Before moving on to discuss examples of the mashed-up Gothic in bizarre magick, it is important to acknowledge that magicians, in the creation of their act, their persona, and the workings of their effects, have always been experts in mash-up. Thus, while Simon During states that the “magic assemblage” may have popularized “new technologies and new sorts of pleasures” (During 2002, 1), it is important to remember that this form of entertainment ultimately was, and still is, the most deceptive form of showbusiness. Equally, there is a tacit acceptance of this deception in an audience; as James W. Cook quotes P.T. Barnum: “the public appears to be disposed to be amused even when they are conscious of being deceived” (Cook 2001, 16). Therefore, historically, many of the new technologies and new pleasures that were performed were carefully crafted falsehoods aimed at using mashed-up sources to create further falsehoods. So, while the father of modern conjuring Jean Robert-Houdin’s “Ethereal Suspension” claimed to reveal the hitherto unknown properties of the newly discovered ether, it was in fact a magic trick using mashed-up tropes from popular science with appropriated themes drawn from the popular ‘illustrated lecture’ model. Chung Ling Soo, the world-famous Chinese magician remembered today for being fatally wounded when his bullet-catch effect failed, was in reality American magician William Robinson (1861-1918). Robinson mashed-up notions of the Mystic East in order to pull off his “glorious deception” (Steinmeyer 2005) and present a performance persona of the kind identified previously by John Nevil Maskylne as “oriental jugglery” (Weatherly and Maskelyne 1891, 153). Equally, as Michael Mangan says of Houdini, perhaps one of the most famous characters in performance magic: “Houdini made up his own legends, weaving together fact and fantasy to create an illusory figure who became in many ways more real than the historical Ehrich Wiess who first invented him” (Mangan 2007, 140). Without laboring the point too much here, magicians have throughout history relied on mashing-up many sources to produce credible archetypes for both their persona and their act, whether this be the scientist, the oriental, the handcuff king, or something else. These apparent truths, having been mashed-up freely from a plethora of often disparate sources, ultimately form the core of a deceit which has allowed the magician to make their magic and pull off their deceptions.

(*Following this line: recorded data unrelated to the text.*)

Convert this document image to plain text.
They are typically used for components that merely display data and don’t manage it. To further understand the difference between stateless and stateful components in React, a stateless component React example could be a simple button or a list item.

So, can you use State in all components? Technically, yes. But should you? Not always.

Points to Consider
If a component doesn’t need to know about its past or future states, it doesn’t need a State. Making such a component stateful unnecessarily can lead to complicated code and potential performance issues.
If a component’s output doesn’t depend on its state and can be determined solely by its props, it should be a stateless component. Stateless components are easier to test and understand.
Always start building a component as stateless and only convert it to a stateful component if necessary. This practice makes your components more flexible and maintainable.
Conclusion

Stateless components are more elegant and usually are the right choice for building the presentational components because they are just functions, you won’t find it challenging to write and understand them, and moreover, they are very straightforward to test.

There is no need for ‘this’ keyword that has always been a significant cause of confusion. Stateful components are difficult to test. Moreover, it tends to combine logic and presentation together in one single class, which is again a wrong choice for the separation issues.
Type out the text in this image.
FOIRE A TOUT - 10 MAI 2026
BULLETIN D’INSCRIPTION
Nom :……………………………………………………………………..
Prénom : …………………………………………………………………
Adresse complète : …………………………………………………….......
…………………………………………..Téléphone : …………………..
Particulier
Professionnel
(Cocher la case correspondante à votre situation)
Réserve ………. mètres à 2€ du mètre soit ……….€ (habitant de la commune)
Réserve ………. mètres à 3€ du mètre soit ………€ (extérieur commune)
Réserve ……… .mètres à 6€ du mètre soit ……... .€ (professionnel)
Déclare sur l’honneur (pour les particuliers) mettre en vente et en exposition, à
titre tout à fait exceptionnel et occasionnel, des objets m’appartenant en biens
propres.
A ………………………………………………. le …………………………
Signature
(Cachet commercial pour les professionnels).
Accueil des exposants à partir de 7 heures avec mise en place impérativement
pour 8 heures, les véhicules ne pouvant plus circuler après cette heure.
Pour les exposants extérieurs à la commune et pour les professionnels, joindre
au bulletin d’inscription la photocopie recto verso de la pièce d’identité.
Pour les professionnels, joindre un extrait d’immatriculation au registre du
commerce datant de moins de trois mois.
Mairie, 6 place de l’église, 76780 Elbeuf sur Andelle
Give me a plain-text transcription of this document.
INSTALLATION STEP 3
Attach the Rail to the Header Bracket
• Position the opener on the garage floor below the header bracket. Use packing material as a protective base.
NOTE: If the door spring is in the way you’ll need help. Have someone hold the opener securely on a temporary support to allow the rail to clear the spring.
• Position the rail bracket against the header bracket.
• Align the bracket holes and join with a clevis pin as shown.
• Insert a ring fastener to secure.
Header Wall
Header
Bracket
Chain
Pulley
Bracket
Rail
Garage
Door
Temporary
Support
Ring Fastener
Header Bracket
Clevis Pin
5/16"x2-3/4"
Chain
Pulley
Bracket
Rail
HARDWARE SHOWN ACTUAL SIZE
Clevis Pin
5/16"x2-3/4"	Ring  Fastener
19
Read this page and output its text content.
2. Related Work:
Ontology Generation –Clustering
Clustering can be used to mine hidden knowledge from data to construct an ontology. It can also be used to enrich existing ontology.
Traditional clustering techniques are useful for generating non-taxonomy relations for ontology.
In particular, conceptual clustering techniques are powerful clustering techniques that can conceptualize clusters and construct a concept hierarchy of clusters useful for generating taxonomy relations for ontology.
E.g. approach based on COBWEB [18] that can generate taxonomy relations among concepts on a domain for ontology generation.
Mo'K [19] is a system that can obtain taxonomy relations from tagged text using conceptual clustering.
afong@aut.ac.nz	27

Taylor, N. (2022). Mashing up Magick: Bizarre Magick and the Fuzzy Gothic. In N. Neill (Ed.), Gothic Mash-Ups: Hybridity, Appropriation, and Intertextuality in Gothic Storytelling (pp. 189–204). Lexington Books.
Cook, James W. 2001. The Arts of Deception: Playing with Fraud in the Age of Barnum. Harvard University Press.
During, Simon. 2002. Modern Enchantments: The Cultural Power of Secular Magic. Cambridge  Mass.: Harvard University Press.
Mangan, Michael. 2007. Performing Dark Arts - A Cultural History of Conjuring. Bristol: Intellect Books.
Steinmeyer, Jim. 2005. The Glorious Deception. New York: Carroll & Graf.
Weatherly, Lionel, and John Nevil Maskelyne. 1891. The Supernatural? Bristol: J W Arrowsmith.